The supernaturally beautiful and intelligently pensive-looking Sarah Wynter makes quite an entrance as Alma Mahler at the beginning of "Bride of the Wind."

Arriving at a cocktail party in turn-of-the-Century Vienna, she sheds her wrap to reveal a corseted red dress that would be a knockout even if the scene wasn't shot in black-and-white with the dress the only splash of color. Director Bruce Beresford is just illustrating the point that when Alma entered a room, people noticed.

As she passes through the party, the color follows her, bringing the screen to life, but even without the aid of symbolic contrast, Wynter ("American Psycho," "The 6th Day") would still dominate the frame. This is as it should be since her character is a woman who captured the hearts and inspired the works of several great artists of her time.

Gorgeous, outspoken and intellectual Alma Mahler was the wife of composer Gustav Mahler (played by Jonathan Pryce) while he was writing his best symphonies. She was the lover of painter Oskar Kokoschka (Vincent Perez), who depicted Alma in his most famous creations (like "The Tempest," 1914). She was also married to architect Walter Gropius (Simon Verhoeven), who was a huge influence on the streamlining of 20th Century buildings, and to novelist Franz Werfel (Gregor Seberg), who wrote "Forty Days of Musa Dagh," "Embezzled Heaven" and "The Song of Bernadette" during their 16 years together.

Yet Alma, a poetic musician in her own right, stifled her immense creativity throughout much of her life, dedicating herself body and soul to husbands, lovers and children. It's her resulting frustration and increasingly mercurial nature that drives Wynter's strong performance in what really should be a penetrating biographical film.

But director Beresford (trying to turn respectable after "Double Jeopardy") can't keep up with Wynter's emotional intensity. After establishing Alma's magnetism in the early going, he seems to assumes it's a given that men readily fall in love with her, and as a result he does little to substantiate the chemistry between his heroine and any of her suitors.
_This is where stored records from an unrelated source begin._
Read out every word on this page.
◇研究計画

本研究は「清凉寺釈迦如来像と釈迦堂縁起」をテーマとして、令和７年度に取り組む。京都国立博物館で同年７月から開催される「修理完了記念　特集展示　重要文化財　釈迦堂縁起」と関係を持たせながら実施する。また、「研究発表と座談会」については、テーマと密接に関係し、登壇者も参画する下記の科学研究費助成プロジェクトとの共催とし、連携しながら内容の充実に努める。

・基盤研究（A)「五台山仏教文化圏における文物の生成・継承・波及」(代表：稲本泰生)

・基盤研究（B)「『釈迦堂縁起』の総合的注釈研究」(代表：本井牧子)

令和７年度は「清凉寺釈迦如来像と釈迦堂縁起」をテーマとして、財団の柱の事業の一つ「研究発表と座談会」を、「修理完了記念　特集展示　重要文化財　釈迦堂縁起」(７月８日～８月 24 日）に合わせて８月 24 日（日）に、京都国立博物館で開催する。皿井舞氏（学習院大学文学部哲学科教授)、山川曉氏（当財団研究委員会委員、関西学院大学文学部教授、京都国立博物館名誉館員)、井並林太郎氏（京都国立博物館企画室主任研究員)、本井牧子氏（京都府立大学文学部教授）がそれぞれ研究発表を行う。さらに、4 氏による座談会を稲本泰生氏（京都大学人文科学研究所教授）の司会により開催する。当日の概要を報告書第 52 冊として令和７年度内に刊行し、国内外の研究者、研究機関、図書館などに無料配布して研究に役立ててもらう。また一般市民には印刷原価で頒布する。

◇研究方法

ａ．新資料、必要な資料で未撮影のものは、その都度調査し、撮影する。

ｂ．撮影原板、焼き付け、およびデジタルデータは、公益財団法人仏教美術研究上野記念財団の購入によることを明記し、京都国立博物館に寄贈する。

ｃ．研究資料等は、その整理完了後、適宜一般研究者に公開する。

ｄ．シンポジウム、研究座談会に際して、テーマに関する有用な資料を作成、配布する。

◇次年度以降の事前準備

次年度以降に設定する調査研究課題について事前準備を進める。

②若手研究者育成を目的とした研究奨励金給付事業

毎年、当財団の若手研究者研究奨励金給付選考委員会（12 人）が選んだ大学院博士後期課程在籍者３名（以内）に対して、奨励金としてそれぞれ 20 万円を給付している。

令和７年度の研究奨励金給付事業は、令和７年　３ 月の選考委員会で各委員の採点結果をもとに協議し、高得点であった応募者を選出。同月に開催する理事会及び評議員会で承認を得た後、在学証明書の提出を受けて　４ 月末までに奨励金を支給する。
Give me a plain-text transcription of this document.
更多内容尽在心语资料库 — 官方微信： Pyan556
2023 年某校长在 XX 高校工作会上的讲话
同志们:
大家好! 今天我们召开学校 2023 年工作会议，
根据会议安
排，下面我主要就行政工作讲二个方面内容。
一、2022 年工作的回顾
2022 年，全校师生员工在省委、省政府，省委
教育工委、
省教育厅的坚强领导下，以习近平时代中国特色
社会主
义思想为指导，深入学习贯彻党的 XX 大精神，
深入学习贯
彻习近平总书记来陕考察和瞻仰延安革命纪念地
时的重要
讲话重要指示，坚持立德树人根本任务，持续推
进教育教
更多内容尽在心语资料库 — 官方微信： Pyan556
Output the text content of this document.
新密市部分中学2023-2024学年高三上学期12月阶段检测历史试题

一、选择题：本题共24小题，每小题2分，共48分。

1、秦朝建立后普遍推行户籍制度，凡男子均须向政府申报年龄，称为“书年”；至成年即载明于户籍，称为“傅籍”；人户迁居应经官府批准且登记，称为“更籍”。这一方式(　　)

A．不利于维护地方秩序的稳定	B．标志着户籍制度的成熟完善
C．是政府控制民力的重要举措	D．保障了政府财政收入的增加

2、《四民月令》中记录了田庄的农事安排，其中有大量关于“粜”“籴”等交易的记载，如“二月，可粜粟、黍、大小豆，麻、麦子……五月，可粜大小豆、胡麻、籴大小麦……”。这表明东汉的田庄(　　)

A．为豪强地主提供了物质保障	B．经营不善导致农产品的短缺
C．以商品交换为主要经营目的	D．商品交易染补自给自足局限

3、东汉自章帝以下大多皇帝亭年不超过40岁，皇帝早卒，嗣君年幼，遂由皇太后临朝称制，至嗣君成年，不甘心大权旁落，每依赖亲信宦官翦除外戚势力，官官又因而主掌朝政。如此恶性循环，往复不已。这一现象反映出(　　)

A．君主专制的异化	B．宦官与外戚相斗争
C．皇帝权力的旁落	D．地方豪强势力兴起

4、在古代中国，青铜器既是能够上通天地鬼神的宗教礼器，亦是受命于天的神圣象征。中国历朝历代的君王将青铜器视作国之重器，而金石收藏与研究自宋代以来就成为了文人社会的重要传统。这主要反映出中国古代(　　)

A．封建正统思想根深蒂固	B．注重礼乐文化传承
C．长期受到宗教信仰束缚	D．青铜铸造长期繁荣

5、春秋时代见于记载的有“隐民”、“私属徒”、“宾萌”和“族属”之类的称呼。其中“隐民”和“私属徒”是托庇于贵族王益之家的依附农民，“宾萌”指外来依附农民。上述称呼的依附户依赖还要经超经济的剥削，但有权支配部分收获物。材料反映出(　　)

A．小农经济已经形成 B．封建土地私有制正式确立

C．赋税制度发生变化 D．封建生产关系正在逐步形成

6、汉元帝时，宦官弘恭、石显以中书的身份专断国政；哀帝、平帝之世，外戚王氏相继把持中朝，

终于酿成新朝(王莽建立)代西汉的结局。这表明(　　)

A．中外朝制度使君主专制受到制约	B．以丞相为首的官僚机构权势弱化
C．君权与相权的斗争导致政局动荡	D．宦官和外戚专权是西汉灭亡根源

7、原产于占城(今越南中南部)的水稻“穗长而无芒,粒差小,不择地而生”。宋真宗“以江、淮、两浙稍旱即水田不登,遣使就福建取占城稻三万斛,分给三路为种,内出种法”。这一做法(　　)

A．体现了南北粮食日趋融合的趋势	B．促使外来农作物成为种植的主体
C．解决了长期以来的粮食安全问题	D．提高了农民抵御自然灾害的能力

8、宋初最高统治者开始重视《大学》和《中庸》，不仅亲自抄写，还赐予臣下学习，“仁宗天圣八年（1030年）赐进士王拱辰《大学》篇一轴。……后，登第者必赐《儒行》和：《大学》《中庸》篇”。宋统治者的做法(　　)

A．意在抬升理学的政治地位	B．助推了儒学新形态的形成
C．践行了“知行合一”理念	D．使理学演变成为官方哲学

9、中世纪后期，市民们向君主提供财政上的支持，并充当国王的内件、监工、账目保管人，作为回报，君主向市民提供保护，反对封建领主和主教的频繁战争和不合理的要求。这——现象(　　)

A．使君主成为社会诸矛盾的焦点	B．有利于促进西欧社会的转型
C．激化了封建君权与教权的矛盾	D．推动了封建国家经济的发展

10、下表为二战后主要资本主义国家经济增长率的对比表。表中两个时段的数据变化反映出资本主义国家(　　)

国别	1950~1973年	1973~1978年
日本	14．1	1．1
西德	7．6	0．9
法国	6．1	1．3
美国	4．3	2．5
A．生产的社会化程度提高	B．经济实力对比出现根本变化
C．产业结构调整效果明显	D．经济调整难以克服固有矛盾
After criticizing one of his compositions, Alma clearly becomes the arrogant Mahler's muse and collaborator, but in the early going she is established as such a free spirit it's hard to understand why she gives up her music to quell what amounts to his professional jealousy. With moody and temperamental artist Kokoschka she has heat, but Beresford doesn't seem to recognize their love's most emotional moments -- as when he miraculously returns from World War I after being declared dead. The scene somehow lacks any kind of weight.

By this time she's already married to architect Gropius, whose negligible screen time leaves him entirely one-dimensional. And writer Werfel seems to come out of nowhere to claim her heart by engaging her intellect as the story arcs into its third act.

Historically speaking, "Bride of the Wind" holds one's interest, thanks largely to the captivating beauty and brains of Wynter, who is without question an actress to keep an eye on. But the picture comes up short on passion, and more troubling, it never really shows us how Alma's influence inspired her lovers to reach the pinnacle of their art forms. And although she is shown to have had a flirtatious relationship with artist Gustav Klimt, several others in her creative circle (composers Arnold Schoenberg and Alban Berg, writer Gerhart Hauptmann) are hardly even mentioned.

Beresford ends the film with the first public performance of Alma's music in 1919, but the woman lived and thrived until 1964. I'm not saying I wish this movie were longer, but clearly there was much, much more to come (escaping the Nazis, moving to Hollywood) when the curtain goes down on this version of her life.